Well, I hope Rhonda and other nurses can read this.
Some of you guys know I've been running to the hospital almost daily to visit my future MIL eh.
You know, I've never thought of nurses this way till you see the missies in action in the high dependency wards.
until I saw them change and clean up a patient with involutary diarrhea 5 times in two hours, until I saw them clean up vomit and bile time after time with nary a complaint, until I saw them respond so patiently to frustrated relatives trying to find out more (the docs are quite God like; you know they are around, but you just don't get to see them).
Until I saw them patiently teaching the home caregivers how to flush a stomach tube and clean up involuntary rectal explosions without causing discomfort to the patient. Until I saw them putting up with the smell and gore that made me gagged.
Whatever MOH is paying nurses nowadays, it's not enough.
Sure, doctors get more glamour and money, but to me it's the nurses that are right in the trenches, getting down and dirty.
fatumnette and I are thinking of arranging a gift basket to the ward nurses when everything is finally over.
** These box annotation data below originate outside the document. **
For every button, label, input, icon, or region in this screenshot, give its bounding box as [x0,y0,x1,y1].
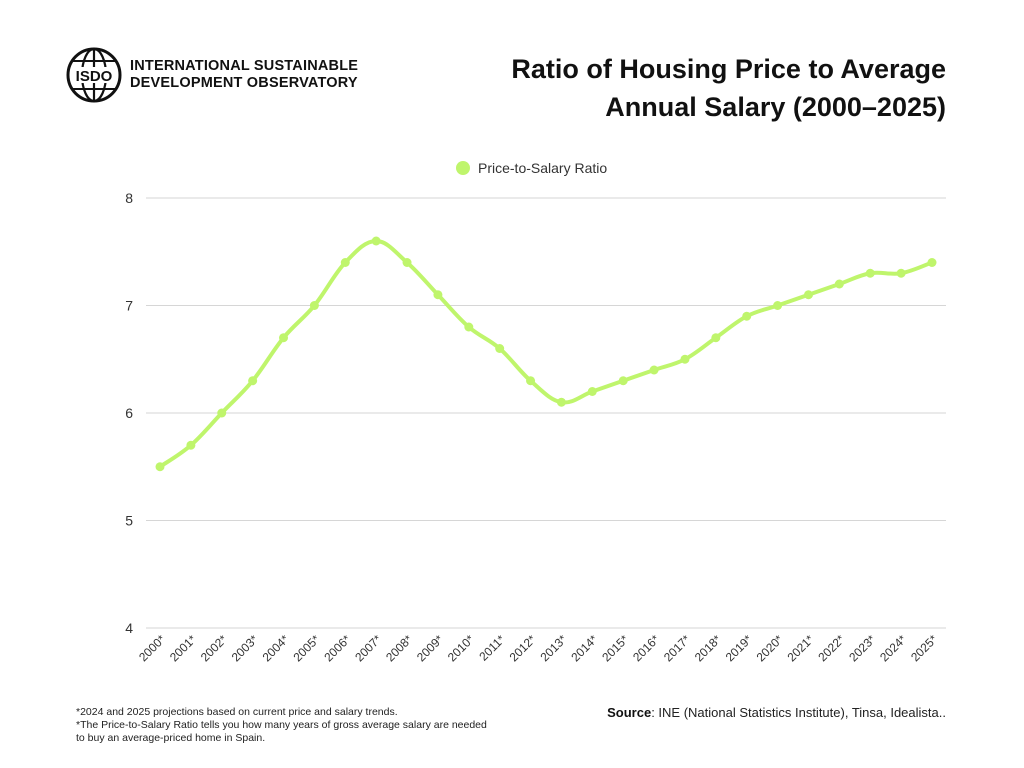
x-tick-label: 2011* [476,632,508,664]
x-tick-label: 2008* [383,632,415,664]
source-line: Source: INE (National Statistics Institu… [607,705,946,720]
x-tick-label: 2014* [568,632,600,664]
data-point-2017 [680,354,690,364]
data-point-2000 [155,462,165,472]
y-tick-label: 8 [125,190,133,206]
x-tick-label: 2020* [754,632,786,664]
x-tick-label: 2002* [198,632,230,664]
data-point-2022 [834,279,844,289]
org-name-line2: DEVELOPMENT OBSERVATORY [130,75,358,91]
y-tick-label: 4 [125,620,133,636]
y-tick-label: 5 [125,513,133,529]
series-line [158,239,934,469]
x-tick-label: 2006* [321,632,353,664]
data-point-2006 [340,258,350,267]
data-point-2014 [587,387,597,396]
data-point-2020 [773,301,783,310]
data-point-2001 [186,440,196,450]
grid-lines [146,197,946,629]
x-tick-label: 2009* [414,632,446,664]
data-point-2016 [649,365,659,375]
data-point-2013 [556,397,566,407]
x-tick-label: 2022* [815,632,847,664]
x-tick-label: 2015* [599,632,631,664]
x-tick-label: 2025* [908,632,940,664]
org-name-line1: INTERNATIONAL SUSTAINABLE [130,58,359,74]
chart-title-line2: Annual Salary (2000–2025) [605,92,946,122]
y-tick-label: 6 [125,405,133,421]
x-tick-label: 2012* [507,632,539,664]
x-tick-label: 2010* [445,632,477,664]
x-tick-label: 2007* [352,632,384,664]
org-name: INTERNATIONAL SUSTAINABLE DEVELOPMENT OB… [130,58,358,92]
source-text: : INE (National Statistics Institute), T… [651,705,946,720]
x-tick-label: 2003* [229,632,261,664]
data-point-2009 [433,290,443,300]
data-point-2015 [618,376,628,386]
chart-title: Ratio of Housing Price to Average Annual… [386,50,946,126]
legend-swatch [456,161,470,175]
legend-label: Price-to-Salary Ratio [478,160,608,176]
x-tick-label: 2023* [846,632,878,664]
data-point-2021 [803,290,813,300]
data-point-2018 [711,333,721,343]
data-point-2011 [495,344,505,353]
data-point-2008 [402,258,412,267]
y-axis-ticks: 4 5 6 7 8 [125,190,133,636]
x-tick-label: 2018* [692,632,724,664]
x-tick-label: 2024* [877,632,909,664]
data-point-2002 [217,408,227,418]
x-tick-label: 2005* [290,632,322,664]
data-point-2003 [248,376,258,386]
x-tick-label: 2001* [167,632,199,664]
footnote-projection: *2024 and 2025 projections based on curr… [76,706,398,718]
x-tick-label: 2004* [260,632,292,664]
x-tick-label: 2016* [630,632,662,664]
data-point-2019 [742,311,752,321]
data-point-2012 [526,376,536,386]
footnote-definition: *The Price-to-Salary Ratio tells you how… [76,719,487,744]
data-point-2024 [896,268,906,278]
x-tick-label: 2019* [723,632,755,664]
x-tick-label: 2000* [136,632,168,664]
y-tick-label: 7 [125,298,133,314]
x-tick-label: 2017* [661,632,693,664]
data-point-2010 [464,322,474,332]
logo-text: ISDO [76,68,113,85]
data-point-2025 [927,258,937,267]
org-logo: ISDO INTERNATIONAL SUSTAINABLE DEVELOPME… [66,47,358,103]
data-point-2004 [279,333,289,343]
series-layer [155,236,937,472]
data-point-2007 [371,236,381,246]
globe-logo-icon: ISDO [66,47,122,103]
data-point-2023 [865,268,875,278]
source-label: Source [607,705,652,720]
chart-title-line1: Ratio of Housing Price to Average [511,54,946,84]
footnote: *2024 and 2025 projections based on curr… [76,706,496,745]
x-tick-label: 2013* [537,632,569,664]
data-point-2005 [309,301,319,310]
x-tick-label: 2021* [785,632,817,664]
chart-legend: Price-to-Salary Ratio [456,160,607,176]
x-axis-ticks: 2000*2001*2002*2003*2004*2005*2006*2007*… [136,632,940,664]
i would like to thank the nurses at Gleneagles during Feb-Mar who took care of my dad while he was having his leg/hip ops and they were very nice to me and mom too.
one funny incident is that the patient next to my dad bed (2 in 1 room), tried to sneak away (he afraid of hospital), me saw, me alert nurses, all rush to grab him back..
nurses, firefighters, policemen and women. These are some fine people working to keep this society afloat. Its a pity that they are taken for granted.
the nurses were sweet to me when i was undergoing leg ops
altho i threw up many times after the surgery
cocktail of drugs, the nurse said
The people doing the dirty work are always under-appreciated.
Originally posted by hisoka:The people doing the dirty work are always under-appreciated.